Liverpool menjadi contoh nyata bagaimana data dapat menjadi landasan keputusan strategis. Ian Graham mengisahkan momen ketika meyakinkan Pelatih Juergen Klopp untuk merekrut Sadio Mane dari Southampton. Saat itu, Klopp sebenarnya sangat menginginkan Mario Goetze yang masih bermain di Bayern Munich. Namun, berkat analisis data yang disajikan Graham, fokus transfer akhirnya beralih kepada Mane.
The Reds melihat Mane menawarkan atribut-atribut yang undervalued di pasar saat itu, seperti agresivitas dalam pressing, kemampuan eksplosif di ruang sempit, dan konsistensi dalam menciptakan peluang yang tidak selalu tercermin dalam angka-angka konvensional. Pendekatan ini mencerminkan filosofi data Liverpool yang lebih menekankan efisiensi dan kecocokan taktik, bukan popularitas nama besar atau ekspektasi media.
Model seperti ini juga diterapkan Brentford dan Brighton & Hove Albion. Dengan dukungan perusahaan analitik seperti Smartodds dan Starlizard, mereka mampu menemukan pemain potensial seperti Kaoru Mitoma dan Moises Caicedo sebelum menjadi bintang. Pendekatan ini bukan hanya tentang angka, tetapi juga tentang strategi pencarian nilai dalam pasar pemain yang kompetitif.

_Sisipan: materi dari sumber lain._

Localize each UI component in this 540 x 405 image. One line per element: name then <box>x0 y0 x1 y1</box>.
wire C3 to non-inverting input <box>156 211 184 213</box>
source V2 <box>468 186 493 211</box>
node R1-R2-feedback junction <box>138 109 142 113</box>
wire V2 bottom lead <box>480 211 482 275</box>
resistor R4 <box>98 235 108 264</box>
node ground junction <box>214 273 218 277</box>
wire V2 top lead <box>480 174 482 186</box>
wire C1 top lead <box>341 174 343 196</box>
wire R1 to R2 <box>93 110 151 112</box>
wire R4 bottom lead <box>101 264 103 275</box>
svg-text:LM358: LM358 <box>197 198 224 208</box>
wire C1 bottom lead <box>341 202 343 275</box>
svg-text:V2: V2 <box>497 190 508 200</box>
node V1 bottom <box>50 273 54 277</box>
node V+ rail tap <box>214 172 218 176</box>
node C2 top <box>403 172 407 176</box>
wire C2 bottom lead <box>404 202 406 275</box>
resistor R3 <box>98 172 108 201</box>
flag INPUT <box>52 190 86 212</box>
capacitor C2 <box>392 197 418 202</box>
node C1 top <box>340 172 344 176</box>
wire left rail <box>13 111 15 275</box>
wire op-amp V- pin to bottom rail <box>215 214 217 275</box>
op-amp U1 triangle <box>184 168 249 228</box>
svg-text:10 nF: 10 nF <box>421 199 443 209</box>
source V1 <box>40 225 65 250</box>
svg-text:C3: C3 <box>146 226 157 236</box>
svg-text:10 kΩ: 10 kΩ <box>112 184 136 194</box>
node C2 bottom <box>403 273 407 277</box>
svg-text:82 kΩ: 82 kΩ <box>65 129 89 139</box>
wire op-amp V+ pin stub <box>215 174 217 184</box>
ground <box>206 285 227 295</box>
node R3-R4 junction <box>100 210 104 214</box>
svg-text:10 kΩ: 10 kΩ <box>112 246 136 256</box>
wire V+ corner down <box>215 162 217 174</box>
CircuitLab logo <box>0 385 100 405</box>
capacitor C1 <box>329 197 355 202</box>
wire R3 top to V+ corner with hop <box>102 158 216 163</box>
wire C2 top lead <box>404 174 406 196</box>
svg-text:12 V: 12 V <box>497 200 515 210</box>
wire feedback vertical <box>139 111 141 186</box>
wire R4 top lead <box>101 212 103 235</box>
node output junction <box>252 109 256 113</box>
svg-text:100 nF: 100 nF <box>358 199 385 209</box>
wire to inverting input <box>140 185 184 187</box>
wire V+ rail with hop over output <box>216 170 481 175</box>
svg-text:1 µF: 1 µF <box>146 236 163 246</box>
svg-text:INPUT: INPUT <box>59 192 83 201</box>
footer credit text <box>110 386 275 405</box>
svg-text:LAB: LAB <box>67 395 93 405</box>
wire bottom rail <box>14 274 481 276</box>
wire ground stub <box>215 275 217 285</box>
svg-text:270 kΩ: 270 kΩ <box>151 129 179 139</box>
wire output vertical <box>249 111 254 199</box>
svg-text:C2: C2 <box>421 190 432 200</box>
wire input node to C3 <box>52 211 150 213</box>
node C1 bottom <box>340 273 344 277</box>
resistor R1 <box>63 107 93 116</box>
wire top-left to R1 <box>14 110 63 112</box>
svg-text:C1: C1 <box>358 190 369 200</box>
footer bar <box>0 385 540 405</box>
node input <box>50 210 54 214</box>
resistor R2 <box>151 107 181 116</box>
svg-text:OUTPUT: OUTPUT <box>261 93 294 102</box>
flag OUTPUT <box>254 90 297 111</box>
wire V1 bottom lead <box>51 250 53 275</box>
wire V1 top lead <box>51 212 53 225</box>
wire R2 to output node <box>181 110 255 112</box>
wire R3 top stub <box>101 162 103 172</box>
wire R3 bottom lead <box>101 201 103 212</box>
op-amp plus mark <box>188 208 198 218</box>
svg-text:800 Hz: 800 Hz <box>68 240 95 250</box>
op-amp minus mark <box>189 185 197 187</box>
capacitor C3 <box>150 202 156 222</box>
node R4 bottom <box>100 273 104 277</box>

Fungsi data meluas ke ranah performa fisik dan taktik. Arsenal, melalui Sarah Rudd dan timnya, pernah menghadapi kesulitan ketika mencoba mengukur seberapa efektif pergantian sisi permainan. Setelah diskusi dengan staf pelatih, definisi metrik pun diubah untuk lebih mencerminkan intensi taktik yang diinginkan, yaitu menciptakan keunggulan jumlah pemain di sisi lapangan tertentu. Perubahan kecil dalam definisi ini menunjukkan, data yang kuat pun membutuhkan dialog yang sehat antardivisi.